Diese Wände sind jedoch nicht als konservative Dogmen zu verstehen, die dieses oder jenes verbieten, sondern als Überreste der vorhergehenden Künstler, die scheinbar bereits alles umgesetzt haben oder strukturell gescheitert sind und eine prinzipielle Unmöglichkeit dargelegt haben. Viele der Ideen, mit denen der angehende Künstler die Welt verbessern will, findet er oftmals schon in den letzten Jahrhunderten. Nach weiterer Recherche sieht er dann diese Ideen historisch scheitern, oder auch im Wandel der Zeit, welcher unbedachte und ungewollte Folgen darlegt.



Während einige angehende Künstler von den überraschenden Limitationen des jeweiligen Gebiets enttäuscht sind, verzweifeln andere daran, dass sie diese nicht erkennen und trotz großer Bemühungen die erstrebte Neuschöpfung der Welt vollbracht kriegen.

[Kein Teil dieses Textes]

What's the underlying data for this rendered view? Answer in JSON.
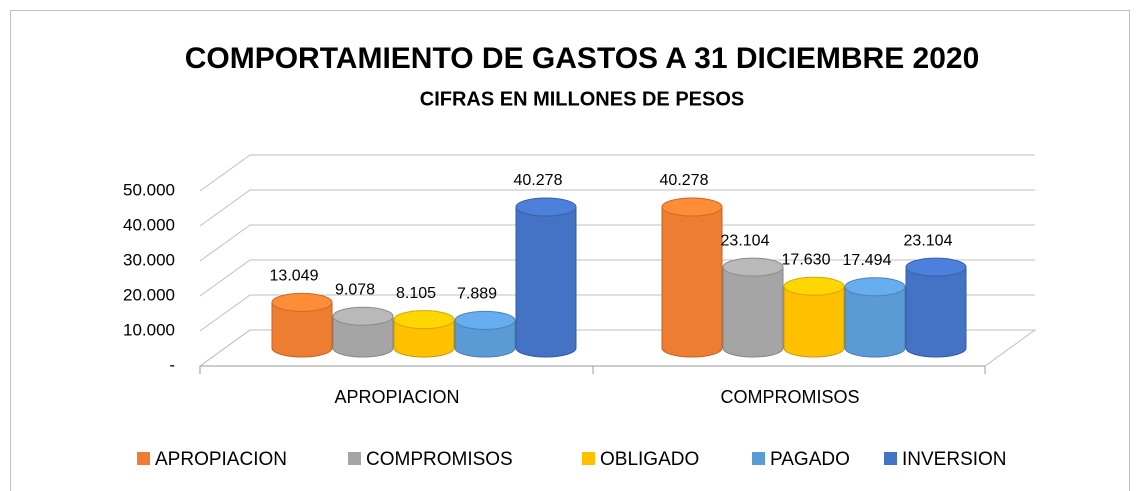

Während also der Mythos „Kreativität“  umherschwirrt und die Jugend verführt, gerät  die eigentliche Praxis der Kunst in Vergessenheit. Um diesen Missstand aufzulösen, kann man somit nur noch hoffen, dass sich ein paar kreative Köpfe zusammenfinden und unter Microdosing ein neues Wort erschaffen, was die Tätigkeit eines Künstlers treffender beschreibt und uns das Ergebnis in einem Instagram Reel kundtut.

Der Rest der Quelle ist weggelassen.